穢れとはケガや病気で、祓いは人形を身代わりとした治癒系の能力を指す。そして災いとは死や傷のことをいい、呪いの藁人形を用いて対象者にもたらすことをイメージするといい。
それ以外にも自身の精神を人形に宿し、鳥のように飛ばして遠方の景色を見たり、人を殺めるための手法として使ったりもする。
これらは呪術とされており、人形はそれを発動するための媒体である。
俺たち能力者も、媒体を用いて力を発動する場面がある。銃弾の軌道を変えたのもその一部であるため、陰陽師とは流儀の異なる超能力者だと思えばわかりやすいかもしれない。
さらにこの施設に秘匿されていた資料の知識も活用した。月影が世界記憶の概念と称していた研究資料の仮定を流用させてもらったのだ。
一部の神智学的思想家や、かつて存在したイギリスの西洋魔術結社の影響を大きく受けたこのアカシックレコードには、アストラル旅行についての記述があった。
アストラル旅行とは、精神体がアストラル界という領域を旅するアストラル投射について記載されたものである。
俺はこれらの知識と自身の能力を掛け合わせ、イーリスの時間を操る能力と融合させてみた。
イーリスの意識を超臨界流体として脳から分離させ、時空を超えて神道でいう依代となるべく対象へと定着するよう送り出したのである。

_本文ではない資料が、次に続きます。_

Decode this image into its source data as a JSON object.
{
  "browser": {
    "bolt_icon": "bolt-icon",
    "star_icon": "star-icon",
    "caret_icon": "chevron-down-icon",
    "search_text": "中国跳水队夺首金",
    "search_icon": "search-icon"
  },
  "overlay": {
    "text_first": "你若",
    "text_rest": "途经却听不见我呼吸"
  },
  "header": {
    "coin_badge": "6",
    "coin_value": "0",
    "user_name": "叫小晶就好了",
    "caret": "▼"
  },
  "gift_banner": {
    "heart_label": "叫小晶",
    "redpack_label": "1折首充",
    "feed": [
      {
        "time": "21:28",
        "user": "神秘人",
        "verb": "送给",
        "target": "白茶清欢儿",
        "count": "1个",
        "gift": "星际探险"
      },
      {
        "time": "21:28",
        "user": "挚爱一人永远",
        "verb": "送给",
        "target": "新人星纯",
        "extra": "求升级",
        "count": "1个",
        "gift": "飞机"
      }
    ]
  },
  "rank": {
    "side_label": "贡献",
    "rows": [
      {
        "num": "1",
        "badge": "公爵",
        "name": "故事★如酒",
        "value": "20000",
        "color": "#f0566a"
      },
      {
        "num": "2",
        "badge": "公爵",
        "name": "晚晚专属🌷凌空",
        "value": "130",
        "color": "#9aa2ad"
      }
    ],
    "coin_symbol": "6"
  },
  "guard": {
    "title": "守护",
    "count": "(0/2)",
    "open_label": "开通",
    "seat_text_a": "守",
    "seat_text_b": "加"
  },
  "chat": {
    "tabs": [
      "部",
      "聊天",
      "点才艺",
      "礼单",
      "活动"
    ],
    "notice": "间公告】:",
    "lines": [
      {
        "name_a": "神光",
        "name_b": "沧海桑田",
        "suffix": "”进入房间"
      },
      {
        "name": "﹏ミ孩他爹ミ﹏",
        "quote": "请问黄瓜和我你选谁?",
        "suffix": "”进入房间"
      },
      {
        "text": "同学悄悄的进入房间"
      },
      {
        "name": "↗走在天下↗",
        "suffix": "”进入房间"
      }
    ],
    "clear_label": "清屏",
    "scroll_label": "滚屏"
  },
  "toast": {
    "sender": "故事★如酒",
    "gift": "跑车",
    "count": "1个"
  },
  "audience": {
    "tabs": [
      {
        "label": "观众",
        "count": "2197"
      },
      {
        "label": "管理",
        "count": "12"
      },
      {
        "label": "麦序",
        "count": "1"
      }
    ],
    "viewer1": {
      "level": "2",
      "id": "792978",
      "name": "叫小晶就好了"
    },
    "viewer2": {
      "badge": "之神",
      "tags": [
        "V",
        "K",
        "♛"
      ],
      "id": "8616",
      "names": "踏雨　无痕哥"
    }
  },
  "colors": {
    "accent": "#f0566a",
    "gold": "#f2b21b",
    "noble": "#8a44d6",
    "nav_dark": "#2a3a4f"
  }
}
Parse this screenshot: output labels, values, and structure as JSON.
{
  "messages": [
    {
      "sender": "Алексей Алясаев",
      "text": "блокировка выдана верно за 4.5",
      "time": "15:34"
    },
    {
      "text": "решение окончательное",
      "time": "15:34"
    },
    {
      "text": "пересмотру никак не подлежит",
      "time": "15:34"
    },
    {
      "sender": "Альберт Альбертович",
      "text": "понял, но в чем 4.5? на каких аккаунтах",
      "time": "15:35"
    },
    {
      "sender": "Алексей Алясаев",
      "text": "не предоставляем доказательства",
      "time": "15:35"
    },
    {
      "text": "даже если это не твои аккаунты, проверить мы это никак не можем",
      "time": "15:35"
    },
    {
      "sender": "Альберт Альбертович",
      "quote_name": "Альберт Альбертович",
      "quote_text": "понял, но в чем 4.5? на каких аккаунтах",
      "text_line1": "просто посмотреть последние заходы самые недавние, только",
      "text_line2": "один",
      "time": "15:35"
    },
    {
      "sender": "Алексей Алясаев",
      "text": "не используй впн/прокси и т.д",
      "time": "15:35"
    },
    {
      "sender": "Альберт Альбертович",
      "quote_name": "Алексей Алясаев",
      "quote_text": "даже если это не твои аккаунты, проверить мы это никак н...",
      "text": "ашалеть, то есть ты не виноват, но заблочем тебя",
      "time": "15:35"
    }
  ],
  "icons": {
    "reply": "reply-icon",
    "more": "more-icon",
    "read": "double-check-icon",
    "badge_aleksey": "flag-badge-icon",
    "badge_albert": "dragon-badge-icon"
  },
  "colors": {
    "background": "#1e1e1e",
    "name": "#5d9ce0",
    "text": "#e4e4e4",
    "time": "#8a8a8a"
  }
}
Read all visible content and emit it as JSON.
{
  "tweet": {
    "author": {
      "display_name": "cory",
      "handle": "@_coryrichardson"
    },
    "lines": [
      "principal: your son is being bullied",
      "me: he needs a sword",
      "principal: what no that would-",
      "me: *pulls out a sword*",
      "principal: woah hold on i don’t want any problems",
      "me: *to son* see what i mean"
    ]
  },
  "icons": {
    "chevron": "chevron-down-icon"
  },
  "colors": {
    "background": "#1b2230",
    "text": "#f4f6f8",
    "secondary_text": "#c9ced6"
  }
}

依代となる対象は当然のことだが人間で、イーリスの未来予知能力を使って捜索させた。
その相手については彼女にしかわからない。
経緯として、その時代で死を迎えたばかりの人物を偶然にも見つけることができたそうだ。その体に超臨界流体として入り込み、意識を定着させる。その辺りについては、イーリス自身の能力と思考に任せるしかなかった。
もちろん、結果がどうなったかは知る由もない。
しかし、自らの命を投げ出そうとしたイーリスに、一縷の望みを与えることになった。
そして、俺自身への精神的な救済ともなったのは言うまでもないだろう。